The latest two flagship outreach aimed to empower the disempowered, that has been initiated under the direct supervision of PM Modi, the PM Viswakarma and the PM Janjati Adivasi Nyaya Maha Abhiyan with a budget of around Rs 13,000 crore and Rs 24,000 crore, respectively, has galvanised this major section of India. While the Left often politicked in the name of this section it did little to empower and mainstream them. For those who know the history of governance during three odd decades of Left rule in West Bengal would know how devastating it had actually been for the marginalised, especially those from the ST communities.

From once actively siding with the Muslim League in peddling the Pakistan narrative and in enforcing the deadly “hartal” on “Direct Action Day” on 16 August 1946, to applauding China always up until the present when its senior leaders were seen to be hand in gloves with the “Newsclick” cartel set up to disseminate China’s propaganda, to justifying China’s Galwan misadventure, to refusing to condemn Hamas’s terrorism, the Indian communists have increasingly got stuck in a dark oubliette unable to find a way out. The more they profess to be mainstream the more they resemble the fringe.

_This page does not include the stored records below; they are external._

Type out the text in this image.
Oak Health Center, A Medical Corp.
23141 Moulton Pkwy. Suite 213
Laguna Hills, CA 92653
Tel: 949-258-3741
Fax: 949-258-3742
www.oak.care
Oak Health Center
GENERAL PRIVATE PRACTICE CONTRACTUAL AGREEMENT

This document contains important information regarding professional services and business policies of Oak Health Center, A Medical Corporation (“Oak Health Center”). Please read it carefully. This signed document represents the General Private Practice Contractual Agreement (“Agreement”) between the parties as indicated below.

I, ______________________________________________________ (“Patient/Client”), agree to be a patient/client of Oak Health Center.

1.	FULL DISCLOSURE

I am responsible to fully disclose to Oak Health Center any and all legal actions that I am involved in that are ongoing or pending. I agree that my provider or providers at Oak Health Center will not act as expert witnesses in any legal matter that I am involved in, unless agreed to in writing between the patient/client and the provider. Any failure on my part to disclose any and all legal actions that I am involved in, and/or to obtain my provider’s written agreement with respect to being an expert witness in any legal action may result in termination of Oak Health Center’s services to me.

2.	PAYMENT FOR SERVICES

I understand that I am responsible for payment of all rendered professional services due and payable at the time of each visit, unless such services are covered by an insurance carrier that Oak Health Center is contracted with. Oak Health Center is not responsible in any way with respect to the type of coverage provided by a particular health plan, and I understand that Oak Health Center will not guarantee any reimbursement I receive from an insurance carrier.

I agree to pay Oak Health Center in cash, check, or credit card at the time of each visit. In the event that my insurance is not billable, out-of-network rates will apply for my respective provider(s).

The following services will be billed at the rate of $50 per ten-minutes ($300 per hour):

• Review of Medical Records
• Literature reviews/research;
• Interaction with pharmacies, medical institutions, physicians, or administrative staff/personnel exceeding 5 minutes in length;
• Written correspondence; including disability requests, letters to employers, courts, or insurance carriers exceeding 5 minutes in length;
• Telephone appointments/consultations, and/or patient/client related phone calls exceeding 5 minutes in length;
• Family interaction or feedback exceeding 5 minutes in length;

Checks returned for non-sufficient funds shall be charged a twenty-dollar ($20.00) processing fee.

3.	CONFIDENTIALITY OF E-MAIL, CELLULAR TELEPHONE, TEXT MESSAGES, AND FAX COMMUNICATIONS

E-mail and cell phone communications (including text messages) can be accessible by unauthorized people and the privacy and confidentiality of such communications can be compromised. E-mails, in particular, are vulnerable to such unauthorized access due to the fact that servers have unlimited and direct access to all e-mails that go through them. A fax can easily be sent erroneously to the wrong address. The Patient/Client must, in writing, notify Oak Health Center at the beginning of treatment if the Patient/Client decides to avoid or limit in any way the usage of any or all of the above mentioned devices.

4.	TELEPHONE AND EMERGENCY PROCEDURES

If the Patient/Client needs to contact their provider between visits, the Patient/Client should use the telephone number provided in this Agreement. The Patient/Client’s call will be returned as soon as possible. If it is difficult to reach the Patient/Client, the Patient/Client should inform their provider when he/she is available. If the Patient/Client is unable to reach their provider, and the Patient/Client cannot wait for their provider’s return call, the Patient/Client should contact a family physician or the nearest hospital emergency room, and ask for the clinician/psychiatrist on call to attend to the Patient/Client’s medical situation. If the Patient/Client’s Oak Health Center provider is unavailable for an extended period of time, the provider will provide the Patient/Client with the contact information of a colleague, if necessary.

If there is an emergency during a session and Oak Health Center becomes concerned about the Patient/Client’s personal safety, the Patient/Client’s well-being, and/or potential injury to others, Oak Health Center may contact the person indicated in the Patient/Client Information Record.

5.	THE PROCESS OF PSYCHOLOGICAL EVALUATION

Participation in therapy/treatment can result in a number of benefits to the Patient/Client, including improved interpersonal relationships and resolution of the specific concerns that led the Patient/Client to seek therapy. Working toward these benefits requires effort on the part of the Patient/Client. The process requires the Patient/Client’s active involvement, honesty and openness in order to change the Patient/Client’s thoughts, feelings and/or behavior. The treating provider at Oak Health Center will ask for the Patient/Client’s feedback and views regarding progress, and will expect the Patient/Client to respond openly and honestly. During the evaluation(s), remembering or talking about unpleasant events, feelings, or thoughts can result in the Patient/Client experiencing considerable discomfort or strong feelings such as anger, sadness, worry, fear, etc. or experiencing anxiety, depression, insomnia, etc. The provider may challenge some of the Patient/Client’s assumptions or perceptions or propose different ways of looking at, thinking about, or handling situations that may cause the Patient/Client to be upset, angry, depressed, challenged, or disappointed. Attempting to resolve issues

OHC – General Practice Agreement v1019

Comrade Sitaram Yechury should do well thus to give up trying to save India and instead save himself and his beleaguered party and its comrade ideologues.

The author is Chairman, Dr Syama Prasad Mookerjee Research Foundation & Member, BJP National Executive Committee. Views expressed in the above piece are personal and solely that of the author. They do not necessarily reflect News18’s views.